An AARP Georgia poll from this month saw the two candidates in a close race, with Warnock leading Walker 50% to 47%; a Data for Progress poll, also from this month, had Walker leading 49% to 47%. And even though a June Quinnipiac College poll showed Walker down by double digits, he was still doing well with the traditional Republican base: He led Warnock 52% to 45% among men, 62% to 35% with white voters, and 52% to 45% with those 65 or older.

Part of the appeal is his status as a football hero.

Walker played on the University of Georgia team that won the national championship in 1980, a feat the university didn’t achieve again until 2021. Whenever Walker would make an appearance at the university’s football stadium, he’d receive a standing ovation. That championship is what many middle-aged Georgians remember — and love — about him.

“University of Georgia football is very dominating in the state,” Trey Hood, a political science professor at University of Georgia, told HuffPost. “I don’t want to denigrate religion, but it’s really a quasi-religion down here.”

“His popularity is really incredible,” he added.

Republican Senate candidate Herschel Walker and a woman take a selfie during former President Donald Trump's "Save America" rally in Commerce, Georgia, on March, 26. (Photo by Peter Zay/Anadolu Agency via Getty Images)
Republican Senate candidate Herschel Walker and a woman take a selfie during former President Donald Trump's "Save America" rally in Commerce, Georgia, on March, 26. (Photo by Peter Zay/Anadolu Agency via Getty Images)
Anadolu Agency via Getty Images

Republican political strategists agree that Walker’s star power is a major plus.

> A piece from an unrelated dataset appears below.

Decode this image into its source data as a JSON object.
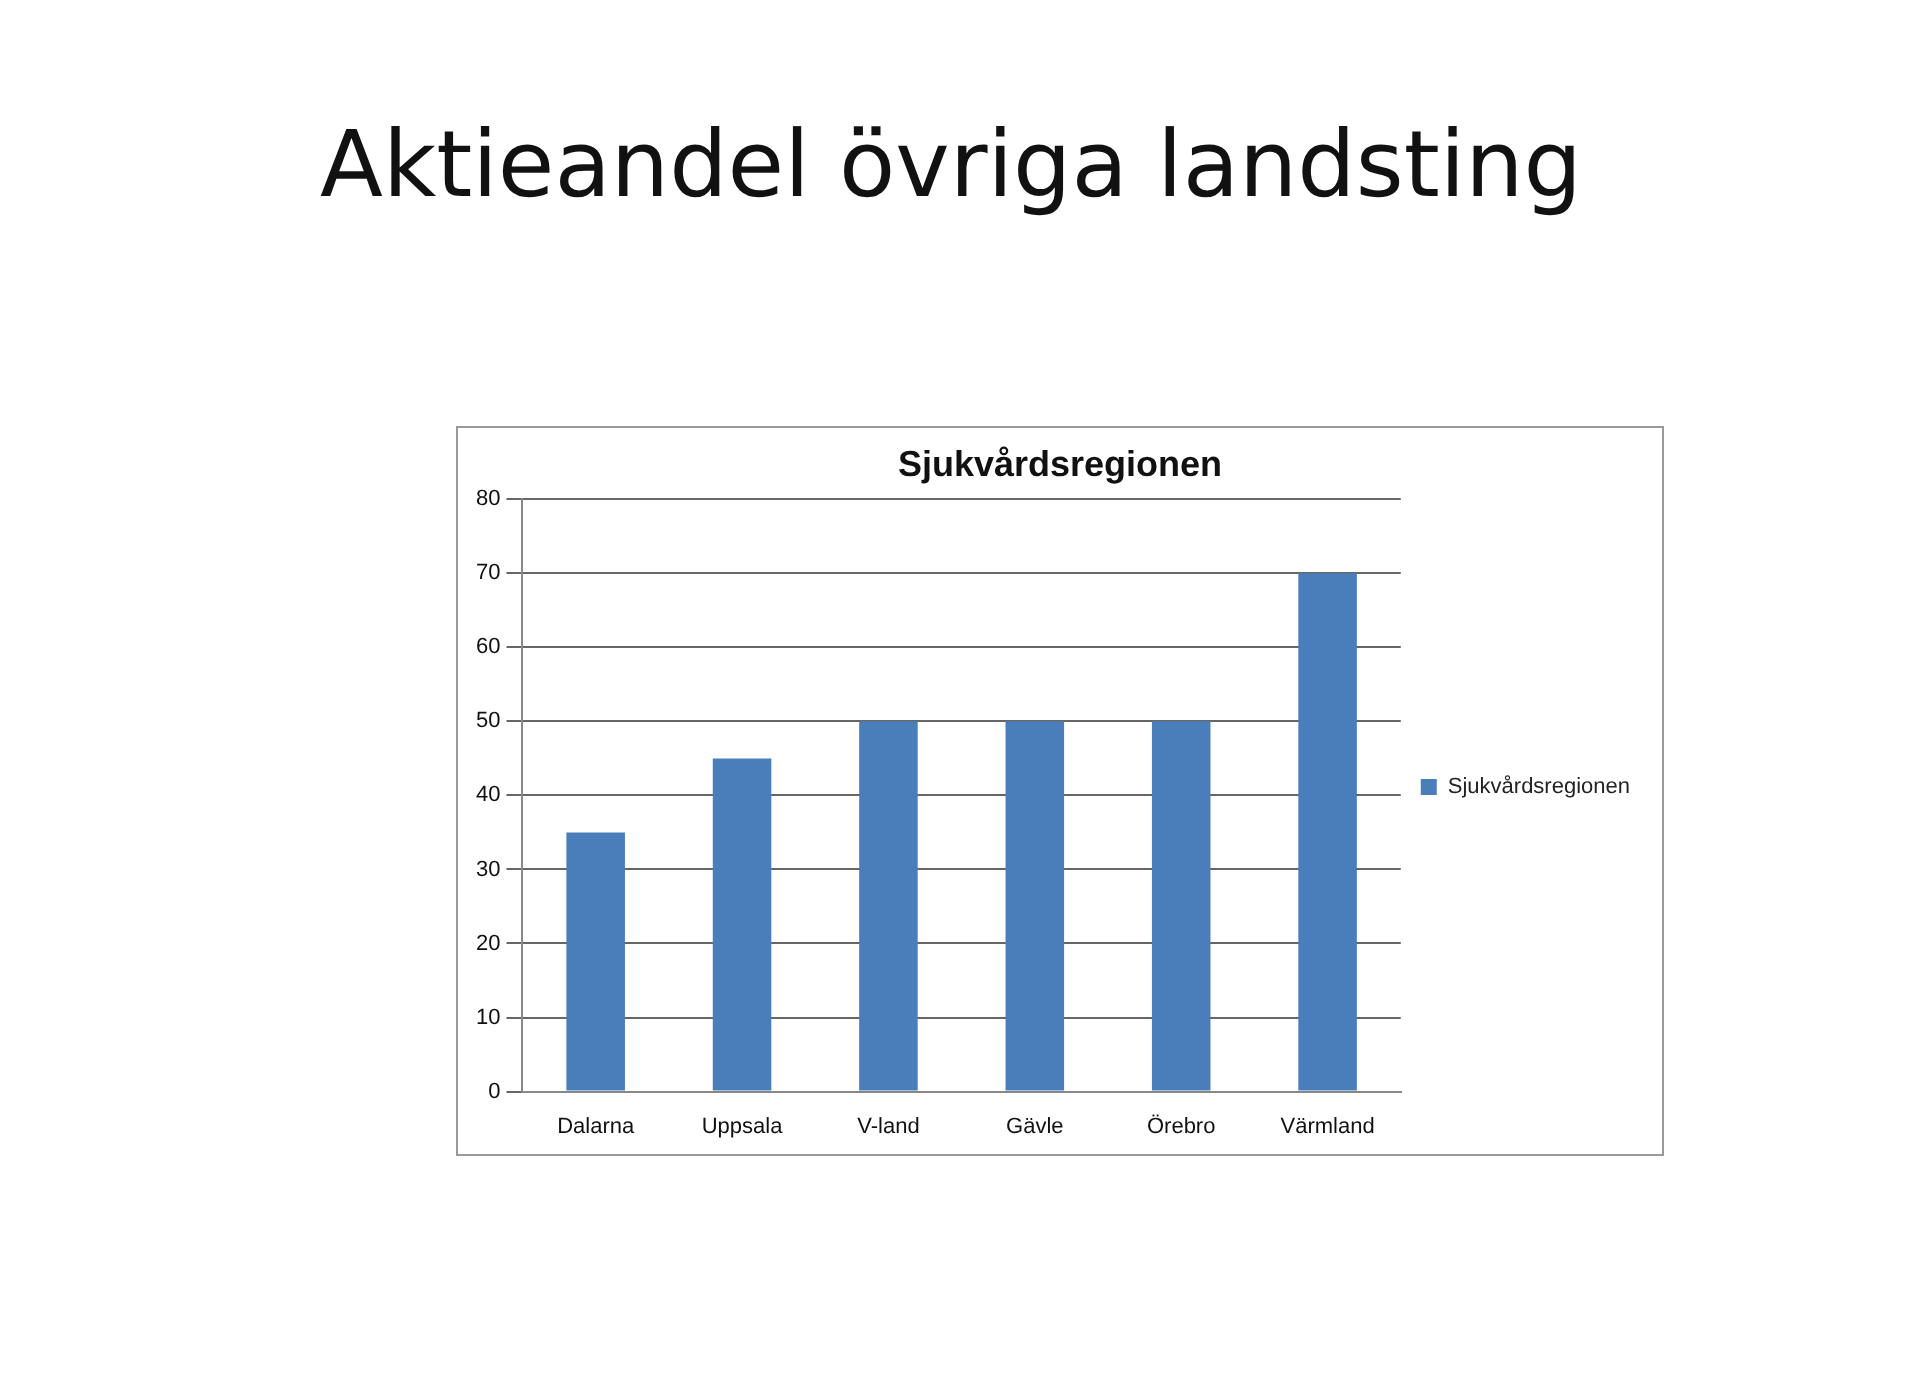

“Democrats are going to have a hard time in trying to demonize Herschel Walker like they did Kelly Loeffler,” David Johnson, a strategist in Georgia, said in May, referring to a governor-appointed senator who failed to win her campaign last year. “And the reason is in so many people’s minds in Georgia, he’s the great UGA strong. You’re not going to be able to tarnish that.”

And of course, in a deeply polarized country, simply having the right letter next to your name will garner a decent amount of votes — especially going into the midterms, which historically work out in favor of the party that isn’t in control of the White House. Georgia is a traditionally red state that went blue in 2020, but President Joe Biden’s approval rating in the state is hovering around 30% now.

“There are X number of people where it doesn’t matter, they’re just going to pull the R lever,” Hood said.

In June, voters at a campaign event brushed off news coverage of Walker’s many scandals. “He is a man. He’s doing right by his family. He’s doing right by the community,” Ronel Saintvil, a Black Republican voter, told The New York Times. “To me, for somebody just to bad mouth him like this, I don’t believe it’s right. They’re not focusing on the issues at hand that affect the people in Georgia. And I think that’s what’s more important.”

Walker also earned some Republican bona fides by defending President Donald Trump during the 2020 Republican National Convention and claiming he was not racist.

“It hurt my soul to hear the terrible names that people call Donald,” Walker said in a speech. “I take that as a personal insult, that people would think I’ve had a 37-year friendship with a racist.”

“Growing up in the Deep South, I’ve seen racism up close. I know what it is. And it isn’t Donald Trump,” he said.

After Trump lost the election, he propagated a lie that the election had been rigged, which culminated in an attack on the U.S. Capitol. Many Republicans showed their loyalty to the former president by embracing his lies and conspiracy theories, and Walker was no exception.

In the weeks following the election, Walker called for a re-vote in some of the states won by Biden, made baseless claims about massive voter fraud, and promoted conspiracy theories about voting machines.

In other words, he was the perfect Republican.

Walker’s scandals — incoherent statements, blatant hypocrisy, allegations of abuse — all seem eerily familiar. Trump’s 2016 victory and his long-lasting influence in the GOP is partially due to the fact that voters embraced his style of politics. His status as a reality TV celebrity didn’t hurt either.

So while Walker’s flaws are seen as a liability by Democrats, they may also be what sends him to Congress.